I arrived on Saturday August 7th, 1965 in Winnipeg’s CPR station, that was 40 years ago. I was a very young man, just turned 19. I could not speak English at that time. I was supposed to report to the immigration office in the C.P.R. station, but it was closed for the weekend. You can imagine my feelings, not sure what to do and where to go. On Main street I found a person who spoke some German, and advised me to go to the police station. In the police station a German speaking employee helped. So I was sent to the YMCA on Vaughan street, the best and cheapest lodging I could get until Monday, when the immigration office opened.

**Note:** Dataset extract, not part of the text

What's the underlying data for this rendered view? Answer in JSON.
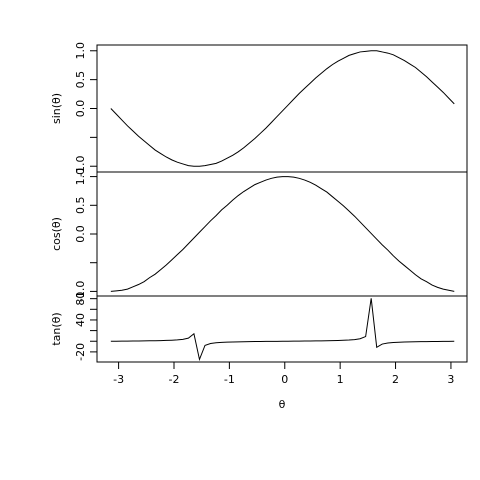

On Monday, I returned to the magnificent C.P.R building. This C.P.R. building was my Ellis Island the feelings of hope and fears I had. In contrast to Ellis Island, no fears. I felt just hope and some worries. I will always be very thankful on this Monday from the immigration office I received an address for lodging and a job. The CPR station had the appearance of functional elegance with an unforgettable old time smell to it. The CPR building was for me the entrance to my new home and country. I was sent to English classes and where I received my introduction to Canada. It was a great pleasure of experiencing the old feeling of entering my new home. I will always be grateful to Canada.

Story submitted by Manfred Jakob, of Waterloo Ontario.